Avoiding money as something bad or unimportant may be a surefire way to avoid putting up with the neighbors, but it invites a host of problems of its own. Even minimalism costs something. So where does that leave us, if not by holding these two seemingly opposite truths in tension, unable to refute either?
I would like to say that the tightrope we walk between the two of us is that money is not inherently good or bad; it is simply a neutral tool to be used well or badly. It’s not an end in itself, but it can be an incredibly useful means.
Practically speaking, there are four ways in which money can be put to useful use. We can use it for:
· LIVE comfortably and confidently.
· PROTECT your family, property and lifestyle.
· GROW your assets to recreate your income in the future.
· GIVE to the people and causes most important to you.
Those with a discerning eye will note that I’ve strayed into relativistic territory here. You may agree with me that money is a neutral tool that is used well or badly, but our opinions will almost certainly differ on what exactly is a wise or unwise use of funds.

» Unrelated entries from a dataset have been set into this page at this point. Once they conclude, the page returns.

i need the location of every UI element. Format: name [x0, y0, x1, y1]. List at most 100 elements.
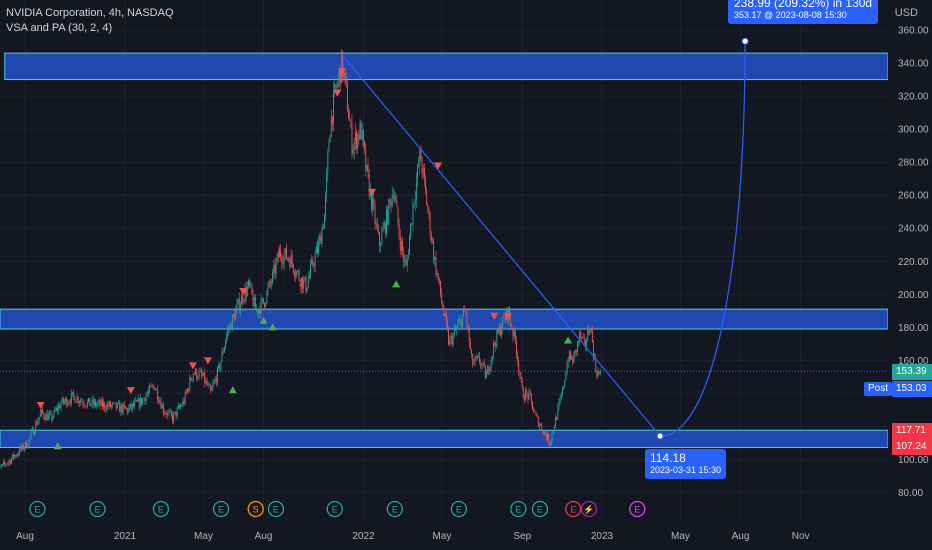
earnings-events[interactable]: E E E E S E E E E E E E ⚡ E — [29, 500, 646, 518]
drawings[interactable] — [0, 37, 888, 440]
candle-body — [494, 343, 496, 345]
candle-body — [298, 271, 300, 281]
event-marker[interactable]: E — [531, 500, 549, 518]
candle-body — [52, 416, 54, 420]
candle-body — [229, 323, 231, 330]
event-marker[interactable]: E — [510, 500, 527, 518]
candle-body — [488, 366, 490, 373]
candle-body — [260, 298, 262, 314]
candle-body — [532, 401, 533, 410]
projection-end-point[interactable] — [741, 37, 749, 45]
event-marker[interactable]: E — [89, 500, 106, 518]
candle-body — [126, 408, 128, 410]
candle-body — [251, 284, 253, 294]
candle-body — [544, 430, 546, 435]
event-marker[interactable]: E — [267, 500, 285, 518]
candle-body — [42, 409, 44, 414]
vsa-down-marker — [36, 401, 45, 409]
candle-body — [315, 246, 317, 254]
candle-body — [588, 329, 590, 334]
candle-body — [514, 330, 516, 341]
candle-body — [471, 349, 473, 355]
price-tick-label: 160.00 — [898, 356, 929, 367]
price-tick-label: 80.00 — [898, 488, 923, 499]
candle-body — [172, 414, 174, 422]
candle-body — [95, 400, 96, 406]
candle-body — [487, 366, 489, 374]
candle-body — [203, 372, 205, 376]
candle-body — [175, 411, 177, 417]
event-marker[interactable]: E — [326, 500, 343, 518]
projection-start-point[interactable] — [656, 432, 664, 440]
candle-body — [233, 314, 234, 316]
candle-body — [486, 373, 487, 378]
candle-body — [303, 279, 305, 289]
candle-body — [134, 401, 136, 407]
zone-0[interactable] — [4, 52, 889, 81]
candle-body — [299, 280, 301, 288]
symbol-title[interactable]: NVIDIA Corporation, 4h, NASDAQ — [6, 7, 174, 19]
support-resistance-zones[interactable] — [0, 52, 889, 449]
candle-body — [503, 316, 505, 318]
event-marker[interactable]: E — [212, 500, 230, 518]
candle-body — [284, 248, 286, 255]
candle-body — [356, 131, 358, 149]
candle-body — [0, 466, 1, 468]
price-tick-label: 180.00 — [898, 323, 929, 334]
event-ring — [510, 500, 527, 518]
candle-body — [444, 313, 446, 316]
candle-body — [162, 404, 164, 413]
candle-body — [241, 294, 243, 305]
candle-body — [250, 284, 252, 285]
indicator-title[interactable]: VSA and PA (30, 2, 4) — [6, 22, 113, 34]
candle-body — [74, 395, 76, 403]
candle-body — [34, 432, 36, 435]
candle-body — [139, 397, 141, 408]
candle-body — [118, 402, 119, 404]
candle-body — [402, 241, 404, 252]
event-marker[interactable]: E — [450, 500, 468, 518]
candle-body — [215, 378, 217, 383]
candle-body — [596, 371, 598, 377]
candle-body — [169, 411, 171, 412]
event-marker[interactable]: E — [565, 500, 582, 518]
event-marker[interactable]: E — [629, 500, 646, 518]
candle-body — [478, 356, 479, 358]
candle-body — [107, 404, 109, 407]
event-marker[interactable]: S — [247, 500, 264, 518]
candle-body — [360, 122, 362, 140]
candle-body — [244, 287, 246, 301]
time-tick-label: Sep — [513, 531, 531, 542]
candle-body — [323, 214, 325, 229]
candle-body — [557, 406, 559, 420]
candle-body — [540, 424, 542, 426]
projection-curve[interactable] — [660, 41, 746, 437]
zone-2[interactable] — [0, 429, 889, 449]
candle-body — [106, 404, 108, 410]
candle-body — [213, 381, 215, 385]
currency-label[interactable]: USD — [894, 7, 918, 19]
candle-body — [236, 303, 238, 310]
price-axis[interactable]: 80.00100.00120.00140.00160.00180.00200.0… — [888, 0, 932, 550]
vsa-down-marker — [503, 312, 512, 320]
trendline[interactable] — [341, 54, 661, 437]
event-marker[interactable]: ⚡ — [580, 500, 598, 518]
candle-body — [570, 351, 571, 359]
candle-body — [282, 262, 284, 264]
candle-body — [446, 321, 448, 330]
candle-body — [145, 395, 147, 402]
event-ring — [565, 500, 582, 518]
event-marker[interactable]: E — [29, 500, 46, 518]
time-tick-label: May — [194, 531, 213, 542]
candle-body — [389, 199, 391, 201]
event-marker[interactable]: E — [386, 500, 404, 518]
candle-body — [289, 259, 291, 268]
candle-body — [274, 265, 276, 274]
candle-body — [449, 339, 451, 345]
time-axis[interactable]: Aug 2021 May Aug 2022 May Sep 2023 May Aug Nov — [16, 531, 809, 542]
candle-body — [183, 400, 185, 404]
time-tick-label: May — [432, 531, 451, 542]
event-marker[interactable]: E — [152, 500, 170, 518]
candle-body — [512, 329, 514, 337]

Sure, there are certain things we could universally agree on, but I’m also sure we could find someone opposed to giving money to feed hungry puppies and someone who supports using high interest rate credit card debt to buy lottery tickets. But regardless of where we set the limits of virtual certainty, there are plenty of gray areas in between, the correctness and incorrectness of which can only be defined by you and yours. (That, by the way, is the real work of life’s financial planning.)
That is also the reason why I have not given the numbers in the list above, but bullet points. Each individual and family must determine their financial and life priorities, and they are likely to change over time. Today it might be LPGG, but in five years it might be GPGL.
Still, while it’s our job to manage the tension between these two truths, J. Cole has provided us with the undeniable parameters, that when it comes to money, “you can’t take it when you die, and you can’t live without it.”